Menurut Suprapto, pangkal dari pembatalan ini adalah karena kurator yang ditunjuk Galeri Nasional, Suwarno Wisetrotomo, meminta lima dari 30 lukisannya diturunkan. Namun, Yos menolak. Lima lukisan itu berhubungan dengan salah satu tokoh di Indonesia. Yos menyatakan tidak ada yang salah dengan karyanya dalam pameran tunggal di Galeri Nasional itu.
“Pameran saya yang bertajuk kebangkitan tanah dan kedaulatan pangan, jelas sekali mengusung isu-isu sosial yang saya rangkum dalam bentuk visual. Bagi saya isu sosial itu tidak bisa dipisahkan dari hukum sebab-akibat seperti halnya ilmu eksakta," kata Yos di Gedung YLBHI-LBH Jakarta, Menteng, Jakarta Pusat, Sabtu, 21 Desember 2024.
Sementara itu, kurator pameran Suwarno Wisetrotomo memutuskan untuk mundur karena tidak sepakat dengan Yos terhadap karya-karya di pameran ini. “Menurut pendapat saya, ada dua karya yang terdengar seperti makian semata, terlalu vulgar, sehingga kehilangan metafora yang merupakan salah satu kekuatan utama seni dalam menyampaikan perspektif,” kata Suwarno melalui pernyataan resminya, Jumat, 20 Desember 2024.
Adapun Menteri Kebudayaan Fadli Zon membantah telah terjadi pemberedelan terhadap pameran Yos Suprapto. “Tidak ada pembungkaman, tidak ada beredel. Kami ini mendukung kebebasan berekspresi," kata Fadli kepada wartawan di Museum Nasional, Jalan Medan Merdeka, Gambir, Jakarta Pusat, Jumat malam, 20 Desember 2024.

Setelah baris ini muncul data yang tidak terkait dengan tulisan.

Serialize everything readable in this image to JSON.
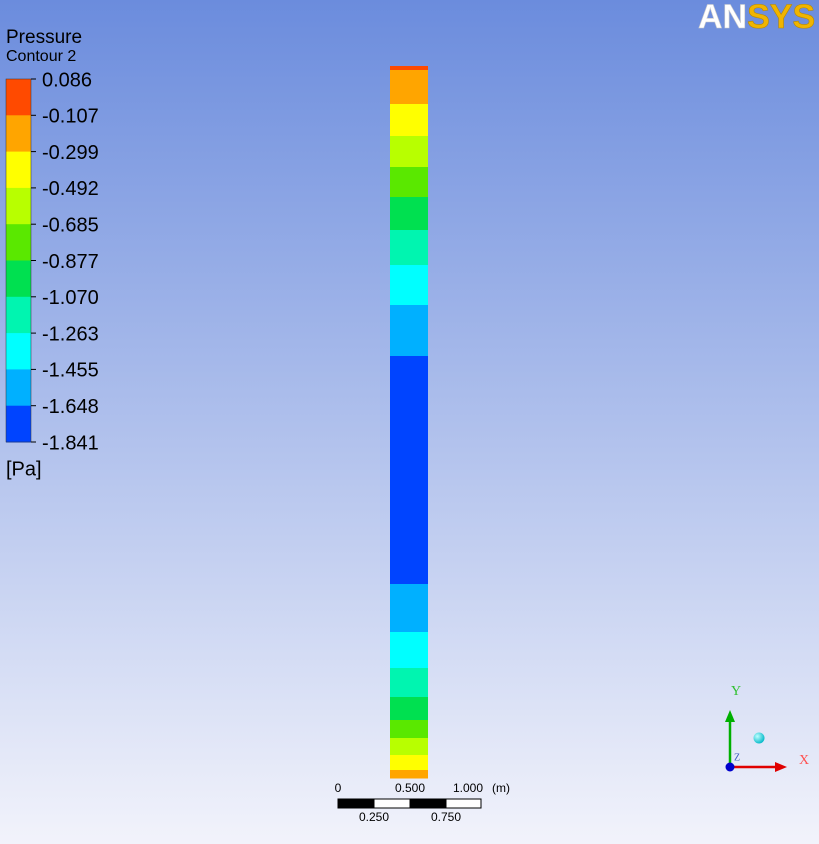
{
  "logo": {
    "first": "AN",
    "second": "SYS"
  },
  "legend": {
    "title": "Pressure",
    "subtitle": "Contour 2",
    "labels": [
      "0.086",
      "-0.107",
      "-0.299",
      "-0.492",
      "-0.685",
      "-0.877",
      "-1.070",
      "-1.263",
      "-1.455",
      "-1.648",
      "-1.841"
    ],
    "colors": [
      "#ff4a00",
      "#ffa500",
      "#ffff00",
      "#b8ff00",
      "#5ae800",
      "#00e050",
      "#00f5b0",
      "#00ffff",
      "#00b0ff",
      "#0044ff"
    ],
    "unit": "[Pa]"
  },
  "scale_bar": {
    "top_labels": [
      "0",
      "0.500",
      "1.000"
    ],
    "unit": "(m)",
    "bottom_labels": [
      "0.250",
      "0.750"
    ]
  },
  "axes": {
    "y": "Y",
    "x": "X",
    "z": "Z"
  }
}
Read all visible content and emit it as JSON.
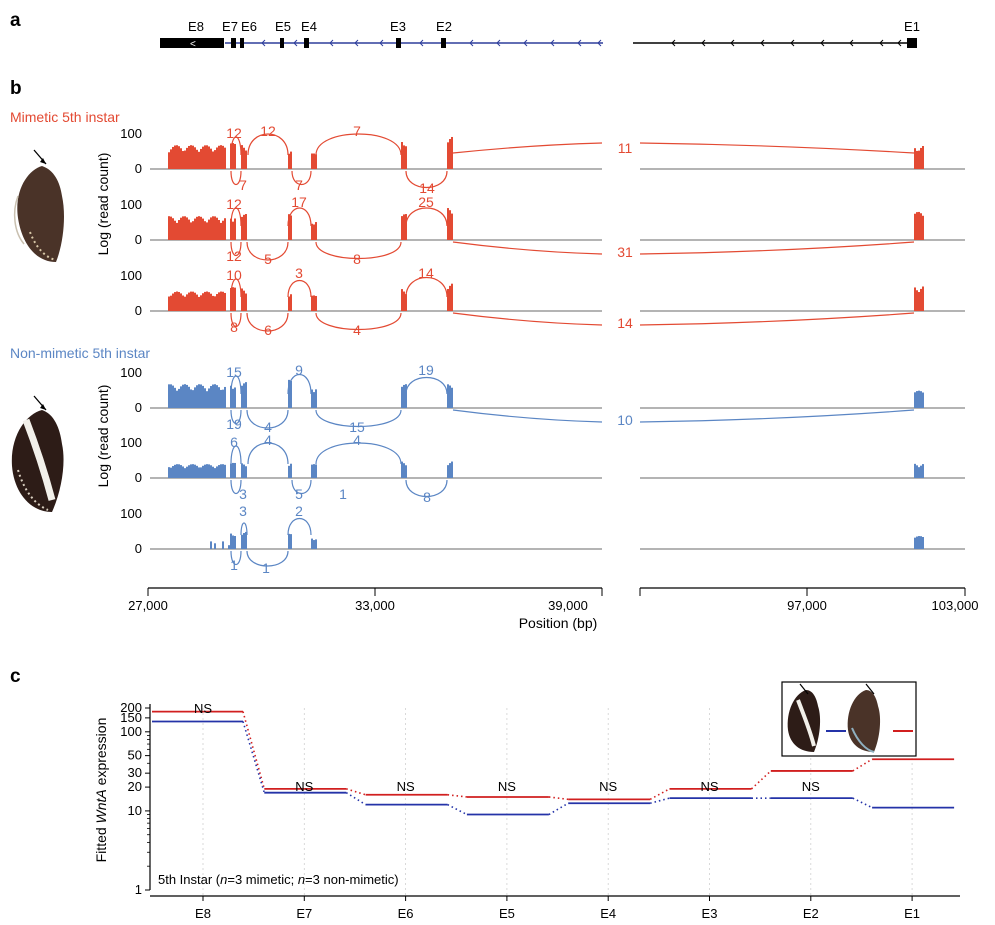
{
  "panels": {
    "a": "a",
    "b": "b",
    "c": "c"
  },
  "colors": {
    "mimetic": "#e34a33",
    "nonmimetic": "#5b86c4",
    "mimetic_c": "#d11f1f",
    "nonmimetic_c": "#2433a8",
    "axis": "#888888",
    "exon": "#000000",
    "intron_blue": "#2e3e9c"
  },
  "gene_model": {
    "exon_labels": [
      "E8",
      "E7",
      "E6",
      "E5",
      "E4",
      "E3",
      "E2",
      "E1"
    ]
  },
  "panel_b": {
    "group_mimetic": "Mimetic 5th instar",
    "group_nonmimetic": "Non-mimetic 5th instar",
    "ylabel": "Log (read count)",
    "y_ticks": [
      "100",
      "0"
    ],
    "xlabel": "Position (bp)",
    "x_ticks_left": [
      "27,000",
      "33,000",
      "39,000"
    ],
    "x_ticks_right": [
      "97,000",
      "103,000"
    ],
    "butterfly_icons": [
      "mimetic-butterfly-icon",
      "nonmimetic-butterfly-icon"
    ],
    "tracks": [
      {
        "group": "mimetic",
        "above": [
          "12",
          "12",
          "7"
        ],
        "below": [
          "7",
          "7",
          "14"
        ],
        "long_junction": "11"
      },
      {
        "group": "mimetic",
        "above": [
          "12",
          "17",
          "25"
        ],
        "below": [
          "12",
          "5",
          "8"
        ],
        "long_junction": "31"
      },
      {
        "group": "mimetic",
        "above": [
          "10",
          "3",
          "14"
        ],
        "below": [
          "8",
          "6",
          "4"
        ],
        "long_junction": "14"
      },
      {
        "group": "nonmimetic",
        "above": [
          "15",
          "9",
          "19"
        ],
        "below": [
          "19",
          "4",
          "15"
        ],
        "long_junction": "10"
      },
      {
        "group": "nonmimetic",
        "above": [
          "6",
          "4",
          "4"
        ],
        "below": [
          "3",
          "5",
          "1",
          "8"
        ],
        "long_junction": ""
      },
      {
        "group": "nonmimetic",
        "above": [
          "3",
          "2"
        ],
        "below": [
          "1",
          "1"
        ],
        "long_junction": ""
      }
    ]
  },
  "chart_data": {
    "type": "line",
    "title": "",
    "xlabel": "",
    "ylabel_prefix": "Fitted ",
    "ylabel_gene": "WntA",
    "ylabel_suffix": " expression",
    "y_scale": "log",
    "ylim": [
      1,
      200
    ],
    "y_ticks": [
      1,
      10,
      20,
      30,
      50,
      100,
      150,
      200
    ],
    "categories": [
      "E8",
      "E7",
      "E6",
      "E5",
      "E4",
      "E3",
      "E2",
      "E1"
    ],
    "series": [
      {
        "key": "mimetic",
        "values": [
          180,
          19,
          16,
          15,
          14,
          19,
          32,
          45
        ]
      },
      {
        "key": "nonmimetic",
        "values": [
          135,
          17,
          12,
          9,
          12.5,
          14.5,
          14.5,
          11
        ]
      }
    ],
    "significance": [
      "NS",
      "NS",
      "NS",
      "NS",
      "NS",
      "NS",
      "NS",
      "*"
    ],
    "annotation": {
      "prefix": "5th Instar (",
      "n1": "n",
      "mid1": "=3 mimetic; ",
      "n2": "n",
      "mid2": "=3 non-mimetic)"
    },
    "legend": {
      "position": "top-right",
      "entries": [
        "nonmimetic",
        "mimetic"
      ]
    }
  }
}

Politisi Partai Gerindra ini mengklaim batalnya pembukaan pameran itu karena ada lukisan Yos Suprapto yang dinilai melenceng dari tema dan memuat unsur politik. Fadli juga menilai ada lukisan itu yang bersifat tidak senonoh.
Advist Khorunnikmah berkontribusi dalam penulisan artikel ini.